[libvirt] 200ms delay waiting for qemu monitor

Daniel P. Berrange berrange at redhat.com
Thu Apr 7 17:07:13 UTC 2016


On Thu, Apr 07, 2016 at 09:08:38AM +0200, Michal Privoznik wrote:
> On 06.04.2016 21:45, Richard W.M. Jones wrote:
> > [Thanks to Dan Berrangé for doing the analysis of this one]
> > 
> > I was investigating a 200+ millisecond delay when libvirt starts a
> > qemu guest.  You can see the traces here:
> > 
> > http://oirase.annexia.org/tmp/libvirt.log
> > http://oirase.annexia.org/tmp/libvirtd.log
> > 
> > The delay happens at around 16:52:57.327-6:52:57.528 in the libvirtd log.
> > As you can see the delay is almost precisely 200ms.
> > 
> > Dan found the cause which seems to be this code:
> > 
> > https://libvirt.org/git/?p=libvirt.git;a=blob;f=src/qemu/qemu_monitor.c;h=10a6713c06ad36e2055f8144fba00b78630971e5;hb=HEAD#l365
> > 
> > (There are other examples of the same anti-pattern in src/fdstream.c
> > and src/qemu/qemu_agent.c, but it's the particular code above which
> > seems to be causing the delay).
> > 
> > To give you some sense why I regard this as a problem, the TOTAL time
> > taken to launch and shutdown the libguestfs appliance (that includes
> > qemu, BIOS, guest kernel, probing and mouting disks, running the
> > guestfs daemon, and the shutdown process in reverse), without libvirt,
> > is now 900ms.  Libvirt adds about 220ms on top of this.
> > 
> > What can we do about this?  Obviously we could simply reduce the
> > delay, but even if it was set to 20ms, that would be too much (aim is
> > to reduce the whole process from 900ms down to 150ms), and it would
> > also mean that libvirt was essentially polling.
> > 
> > Can we use inotify to detect if the socket has been created?  Seems to
> > create portability problems.

We could do both. ie, we should drop the sleep down to 20ms and poll
for correspondingly larger number of iterations. Then also use inotify
where it is available to avoid having todo the sleep at all on Linux.
The combination of the two get reasonable speed in platform agnostic
case, and perfect speed in the linux case. This would address the
immediate need for libguestfs with existing QEMU versions.

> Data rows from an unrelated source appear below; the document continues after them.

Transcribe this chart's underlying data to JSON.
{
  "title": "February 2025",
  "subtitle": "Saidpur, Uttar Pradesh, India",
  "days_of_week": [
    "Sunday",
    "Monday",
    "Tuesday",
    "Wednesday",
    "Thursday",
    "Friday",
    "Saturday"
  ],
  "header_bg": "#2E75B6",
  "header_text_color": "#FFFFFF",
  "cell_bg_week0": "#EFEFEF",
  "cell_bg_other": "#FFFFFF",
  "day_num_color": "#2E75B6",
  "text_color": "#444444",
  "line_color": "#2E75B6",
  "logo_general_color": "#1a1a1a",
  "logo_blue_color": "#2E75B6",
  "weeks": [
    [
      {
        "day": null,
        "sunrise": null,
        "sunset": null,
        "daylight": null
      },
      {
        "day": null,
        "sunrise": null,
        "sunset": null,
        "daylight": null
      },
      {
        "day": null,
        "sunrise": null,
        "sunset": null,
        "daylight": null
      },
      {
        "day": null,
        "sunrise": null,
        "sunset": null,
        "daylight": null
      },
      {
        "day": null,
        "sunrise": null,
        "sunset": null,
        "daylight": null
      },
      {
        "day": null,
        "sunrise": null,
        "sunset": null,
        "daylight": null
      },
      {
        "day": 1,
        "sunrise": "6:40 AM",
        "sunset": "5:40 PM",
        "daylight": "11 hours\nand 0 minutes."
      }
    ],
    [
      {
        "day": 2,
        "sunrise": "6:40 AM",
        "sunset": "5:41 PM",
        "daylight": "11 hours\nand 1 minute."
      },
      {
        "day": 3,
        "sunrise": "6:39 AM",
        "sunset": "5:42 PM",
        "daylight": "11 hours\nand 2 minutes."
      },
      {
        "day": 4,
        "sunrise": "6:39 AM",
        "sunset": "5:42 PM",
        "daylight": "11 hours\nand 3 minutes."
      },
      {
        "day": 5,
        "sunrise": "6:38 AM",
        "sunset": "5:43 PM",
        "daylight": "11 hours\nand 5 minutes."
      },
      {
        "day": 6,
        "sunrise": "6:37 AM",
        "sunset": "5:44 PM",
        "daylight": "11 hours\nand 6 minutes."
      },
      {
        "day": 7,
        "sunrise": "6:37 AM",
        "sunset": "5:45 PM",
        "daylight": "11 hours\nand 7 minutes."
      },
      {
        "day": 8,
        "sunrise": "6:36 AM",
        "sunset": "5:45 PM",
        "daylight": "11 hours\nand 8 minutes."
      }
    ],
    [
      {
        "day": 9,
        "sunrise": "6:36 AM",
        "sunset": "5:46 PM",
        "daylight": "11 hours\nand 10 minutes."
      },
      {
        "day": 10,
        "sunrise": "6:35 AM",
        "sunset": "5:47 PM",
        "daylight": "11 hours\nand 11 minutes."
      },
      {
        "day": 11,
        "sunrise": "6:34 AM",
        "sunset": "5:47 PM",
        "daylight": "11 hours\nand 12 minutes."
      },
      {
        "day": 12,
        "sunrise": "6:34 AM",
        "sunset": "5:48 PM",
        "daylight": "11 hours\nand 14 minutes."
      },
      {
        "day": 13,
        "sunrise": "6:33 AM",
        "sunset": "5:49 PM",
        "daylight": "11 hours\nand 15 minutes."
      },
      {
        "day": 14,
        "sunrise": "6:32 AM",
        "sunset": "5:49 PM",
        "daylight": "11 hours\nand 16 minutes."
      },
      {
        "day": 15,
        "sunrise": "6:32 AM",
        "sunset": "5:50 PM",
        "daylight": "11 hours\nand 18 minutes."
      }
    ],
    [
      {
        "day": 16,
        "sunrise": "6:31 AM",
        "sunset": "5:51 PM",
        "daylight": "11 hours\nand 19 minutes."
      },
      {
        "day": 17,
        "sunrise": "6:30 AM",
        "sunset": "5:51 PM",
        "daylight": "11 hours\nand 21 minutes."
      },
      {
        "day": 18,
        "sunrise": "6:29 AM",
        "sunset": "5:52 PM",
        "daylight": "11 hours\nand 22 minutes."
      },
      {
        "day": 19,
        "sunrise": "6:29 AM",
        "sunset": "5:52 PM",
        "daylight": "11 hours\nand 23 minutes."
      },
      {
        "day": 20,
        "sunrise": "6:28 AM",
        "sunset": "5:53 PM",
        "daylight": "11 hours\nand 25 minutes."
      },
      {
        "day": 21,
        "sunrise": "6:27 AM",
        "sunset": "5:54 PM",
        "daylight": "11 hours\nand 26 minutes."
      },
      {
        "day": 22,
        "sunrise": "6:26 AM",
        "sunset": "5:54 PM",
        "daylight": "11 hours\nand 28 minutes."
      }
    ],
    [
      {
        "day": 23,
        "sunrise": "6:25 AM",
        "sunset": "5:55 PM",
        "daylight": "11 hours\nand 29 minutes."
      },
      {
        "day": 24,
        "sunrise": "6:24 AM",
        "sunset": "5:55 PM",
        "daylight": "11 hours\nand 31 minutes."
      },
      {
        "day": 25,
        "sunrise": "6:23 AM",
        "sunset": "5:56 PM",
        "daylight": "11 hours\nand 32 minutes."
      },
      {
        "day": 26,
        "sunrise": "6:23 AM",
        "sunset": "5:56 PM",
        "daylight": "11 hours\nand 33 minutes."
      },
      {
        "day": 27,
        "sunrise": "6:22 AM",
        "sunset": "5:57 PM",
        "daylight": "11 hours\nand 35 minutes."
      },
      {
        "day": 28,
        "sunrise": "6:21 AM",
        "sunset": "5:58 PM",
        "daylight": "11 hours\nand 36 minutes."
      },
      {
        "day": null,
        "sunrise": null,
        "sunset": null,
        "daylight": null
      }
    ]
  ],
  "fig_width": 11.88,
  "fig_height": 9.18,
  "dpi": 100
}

We should none the less work on FD passing for the long term solution.

> > 
> > Dan suggested:
> > 
> > Can we create the socket in libvirtd and pass it to qemu?
> > 
> > Can we pass a file descriptor to qemu?
> 
> Right. This is the goal that we try to reach. Well, not that anybody I
> know of is working on it actively. But the idea would be that libvirt
> would open all the files for qemu and then just pass the FDs.
> As for the monitor - I think qemu counterpart should be fairly easy, but
> we rather confirm with qemu guys. I'm definitely in!

QEMU chardevs have the ability to have a FD passed in, but that
only works by accident and only for file based backend. You can't
currently pass in a FD associated with a UNIX socket. It should
be pretty trivial to enhance QEMU to allow this to be done though.